When it comes to being careful, yes there are times, when one needs to keep things close to his/her heart, but without compromising on the people and what affects them.
As you developed your leadership skills did you have a mentor, if so, who were/are they and what have you learned? And on the flip side, do you mentor any aspiring leaders and how do you approach that relationship?
I believe in learning, and have learnt from almost every person whom I have interacted in my personal and professional life. I always take good things from people and try to implement them in the way I operate. So, you can easily say that the people, the culture, the society, the community, the street vendors and C-suites – I have learnt from everyone. Yes, there are a few people that have positively contributed to where I am today, and I consider them my mentors.
I do share my life experiences, my learnings and my journey with aspiring leaders and try to guide them through different situations. Yes, am mentoring people within my organisation.
It's been a really challenging year - and that's an understatement. How do you cope with the responsibility of leading a team through such difficult waters?
I am a born optimist, and try to see an opportunity in every challenge. Yes, previous year has been challenging on so many fronts. Important to remember that our business is solely driven by people – and it is critical that they feel at ease, be it at the workplace or work from home. I am blessed with some brilliant team members, who are filled with positivity and hope, it didn’t take a lot of effort for me to motivate them, but the sense of self-responsibility and rising up to the challenge of working in an entirely different manner drove my team to achieve brilliant results.
This year has seen the industry confronted with its lack of action/progress on diversity and inclusion. As a leader how have you dealt with this?

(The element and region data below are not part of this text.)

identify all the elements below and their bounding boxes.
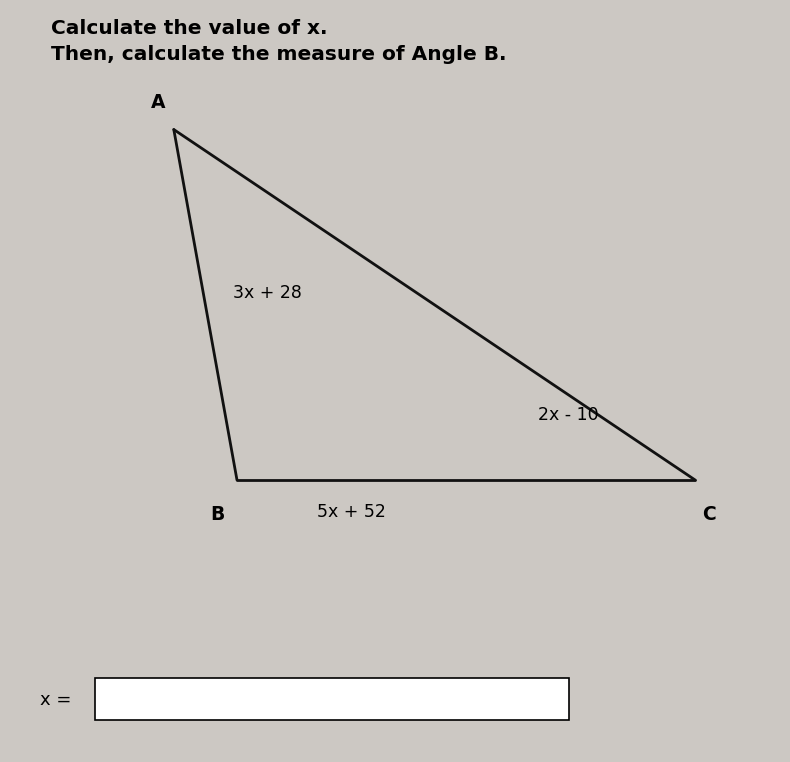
Text: 3x + 28: 3x + 28 <box>233 284 302 303</box>
Text: 5x + 52: 5x + 52 <box>317 503 386 521</box>
Text: Calculate the value of x.
Then, calculate the measure of Angle B.: Calculate the value of x. Then, calculat… <box>51 19 507 64</box>
Text: B: B <box>210 505 224 523</box>
Text: x =: x = <box>40 690 71 709</box>
Text: 2x - 10: 2x - 10 <box>539 406 599 424</box>
FancyBboxPatch shape <box>95 678 569 720</box>
Text: A: A <box>151 94 165 112</box>
Text: C: C <box>702 505 717 523</box>
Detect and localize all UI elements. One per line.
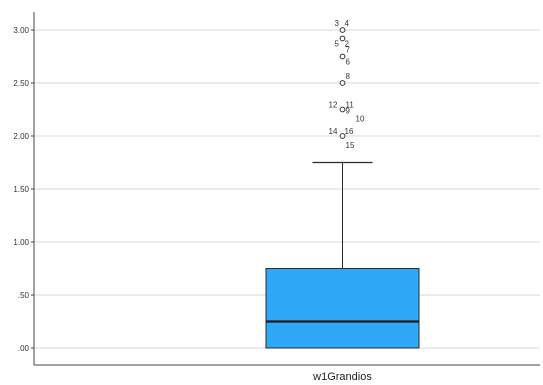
y-axis-ticks: .00 .50 1.00 1.50 2.00 2.50 3.00: [13, 26, 34, 353]
x-category-label: w1Grandios: [312, 371, 372, 383]
outlier-case-label: 12: [329, 101, 338, 110]
boxplot-box: [265, 161, 420, 349]
outlier-point: [339, 133, 346, 139]
outlier-case-label: 4: [345, 19, 350, 28]
outlier-points: 3 4 5 27 6 8 12 119 10 14 16 15: [329, 19, 365, 150]
outlier-case-label: 16: [345, 127, 354, 136]
iqr-box: [265, 268, 420, 349]
y-tick-label: 1.50: [13, 185, 29, 194]
outlier-case-label: 9: [346, 107, 351, 116]
outlier-case-label: 15: [346, 141, 355, 150]
y-tick-label: 1.00: [13, 238, 29, 247]
outlier-case-label: 8: [346, 72, 351, 81]
outlier-case-label: 14: [329, 127, 338, 136]
outlier-point: [339, 80, 346, 86]
outlier-case-label: 7: [346, 46, 351, 55]
outlier-point: [339, 106, 346, 113]
outlier-point: [339, 35, 346, 42]
outlier-point: [339, 53, 346, 60]
grid-layer: [34, 29, 540, 349]
y-tick-label: .00: [18, 344, 30, 353]
outlier-case-label: 6: [346, 58, 351, 67]
y-tick-label: 2.00: [13, 132, 29, 141]
y-tick-label: 2.50: [13, 79, 29, 88]
outlier-case-label: 10: [356, 115, 365, 124]
outlier-case-label: 5: [335, 39, 340, 48]
outlier-point: [339, 27, 346, 33]
outlier-case-label: 11: [346, 101, 355, 110]
y-tick-label: 3.00: [13, 26, 29, 35]
outlier-case-label: 3: [335, 19, 340, 28]
y-tick-label: .50: [18, 291, 30, 300]
outlier-case-label: 2: [345, 39, 350, 48]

Truly believe in diversity and inclusion. I, as a leader, am driven by the quality talent, positive attitude and passion to progress in people rather than race, ethnicity or religion. I personally believe that God has created us all as human-beings, and this is how we should see and treat people in real life, i.e., everyone is a human-being like I am.
How important is your company culture to the success of your business? And how have you managed to keep it alive with staff working remotely in 2020?
A positive, vibrant, responsible and collaborative culture is everything you need to design a successful and sustainable business operation. We thrive on all these attributes within the organisation, we respect each other, every member stands for every other member during a demanding work situation, we look at the positive side of life and are an integrated team that believe in progressing together.
These values helped us to continue moving forward together and in a seamless manner. Once the lockdown started, we decided that we will still let our clients feel that we are right next to them and will work even harder to overcome this challenging situation.
What are the most useful resources you’ve found to help you along your leadership journey?
The people whom I have interacted, the perspectives that enabled me to keep my horizon broader, the disagreements that made me think about viable and workable solutions, the celebrations that made every success sweeter and above all, the resilience “not losing the battle before fighting it” and never give up attitude that I got from my parents.